The discussion, led by Paul of the county risk-management team, focused on differences in premiums, retentions, coverage for law-enforcement and jail-related claims, and whether the county should consider higher deductibles on special lines such as volunteer-fire equipment. “We can definitely say, well, wholeheartedly, we could get behind any of the 3 offers that we have,” Paul said, adding that two options — the current renewal and the MASET pooled quote — were the most competitive.

Why it matters: the county's choice affects near-term costs, annual premium volatility and how claims would be funded. One self-insured option would require what Paul said was an $850,000 contribution to a loss fund in addition to premiums; staff warned that would be “more money out for the county right now.”

Key points from the review
- Premiums and structure: Paul presented comparative premium figures and said MASET offered both a prorated and an annualized figure tied to its April 1 common anniversary date. He described the current renewal as a fully insured program and MASET as an accounting pool that has distributed no assessments to members to date.
- Law-legal (law-enforcement and jail) coverage: Paul said the carriers differ on whether certain jail-related deaths and so-called “blue light” claims tied to law enforcement are excluded. He said the county's incumbent carrier (referred to in the presentation as Kinsell/Kinzel) had at one point excluded some jail death claims but removed that exclusion after competing quotes were obtained. Paul said MASET would “recognize” those claims where another carrier would not.
- Attorney fees and defense: Paul said one major difference was whether defense costs come out of policy limits. He said MASET treats attorney fees as outside the limit of liability, while the current program includes defense costs inside the limit — a distinction that could preserve limits for indemnity payments.
- Local counsel recognition: Paul noted that MASET indicated it would accept county attorney Jason Deere to lead the defense without requiring assignment of outside counsel; Paul called that “kind of a big deal.”
- Cyber and other coverages: Paul noted MASET’s program includes cyber liability coverage; the county currently lacks a standalone cyber policy and purchasing it outside the pool would add cost.
- Volunteer fire departments and deductibles: Staff reviewed options to raise deductibles on volunteer-fire property and portable equipment to lower premiums. Paul and others showed calculations indicating potential savings by raising those deductibles ($500 to $5,000 on property; portable equipment deductible to $1,000) while noting the county would remain responsible for paying any deductibles in actual loss events.
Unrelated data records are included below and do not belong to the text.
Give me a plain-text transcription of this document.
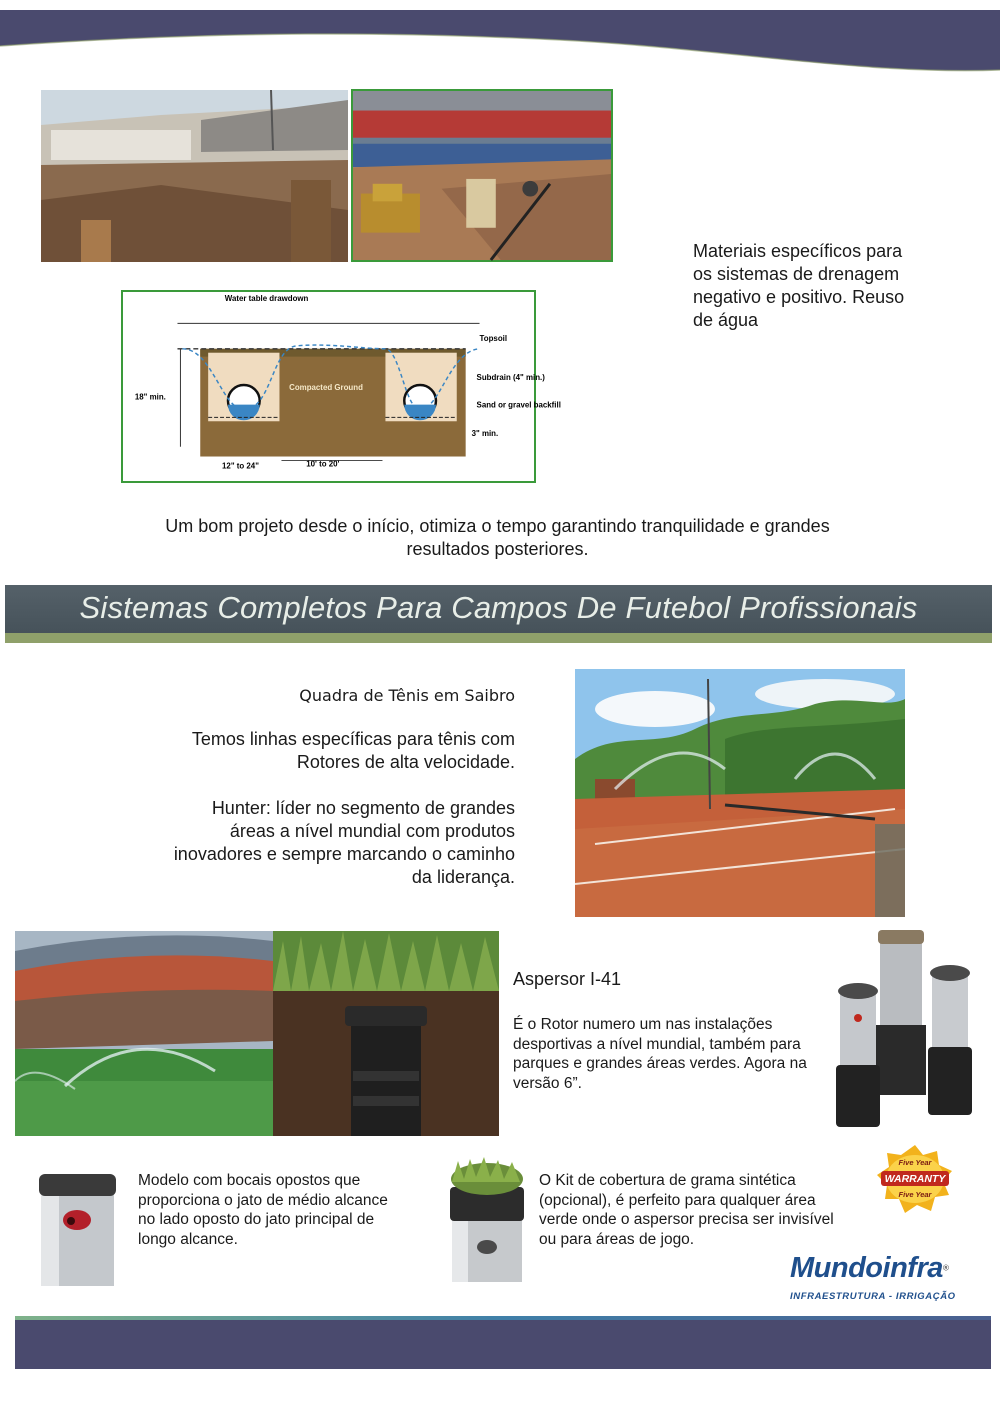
Water table drawdown
Topsoil
Compacted Ground
Subdrain (4" min.)
Sand or gravel backfill
18" min.
3" min.
12" to 24"	10' to 20'
Materiais específicos para os sistemas de drenagem negativo e positivo. Reuso de água
Um bom projeto desde o início, otimiza o tempo garantindo tranquilidade e grandes resultados posteriores.
Sistemas Completos Para Campos De Futebol Profissionais
Quadra de Tênis em Saibro
Temos linhas específicas para tênis com Rotores de alta velocidade.
Hunter: líder no segmento de grandes áreas a nível mundial com produtos inovadores e sempre marcando o caminho da liderança.
Aspersor I-41
É o Rotor numero um nas instalações desportivas a nível mundial, também para parques e grandes áreas verdes. Agora na versão 6”.
Modelo com bocais opostos que proporciona o jato de médio alcance no lado oposto do jato principal de longo alcance.
O Kit de cobertura de grama sintética (opcional), é perfeito para qualquer área verde onde o aspersor precisa ser invisível ou para áreas de jogo.
WARRANTY
Five Year
Five Year
Mundoinfra®
INFRAESTRUTURA - IRRIGAÇÃO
What the board did: there was no formal vote on selecting a carrier. Paul said the policy has a Dec. 1 effective date and recommended the board decide by the middle of November; he told supervisors they could act at their Oct. 15 meeting but the board did not take a final vote on Oct. 1. “If you look at it and have any questions, I will say this … we'll take action the fifteenth,” Paul said.

Outstanding details and next steps: staff said they would provide follow-up materials and answer supervisors' questions in advance of the decision deadline. The county also requested additional appraisals and clarified how MASET would appraise buildings on the county schedule at its cost and allow the county to accept alternate insured values.

Quotes in context
- “We can definitely say, well, wholeheartedly, we could get behind any of the 3 offers that we have.” — Paul, risk-management presenter.
- “That's kind of a big deal.” — Paul, on MASET recognizing local counsel as lead defense attorney.

Background: Paul said the county began the renewal process July 1 and had worked with department heads, the sheriff's office and independent inspectors to provide carriers access to facilities, including the jail. He said MASET is reviewed annually by the Mississippi Tort Claims Board and that the pool has a large membership across the state.

Decision points to watch: the board must select a program and finalize coverage and deductible choices before the policy move date; staff flagged Nov. 15 as the target date to firm a decision. No formal selection or contract award occurred at the Oct. 1 meeting.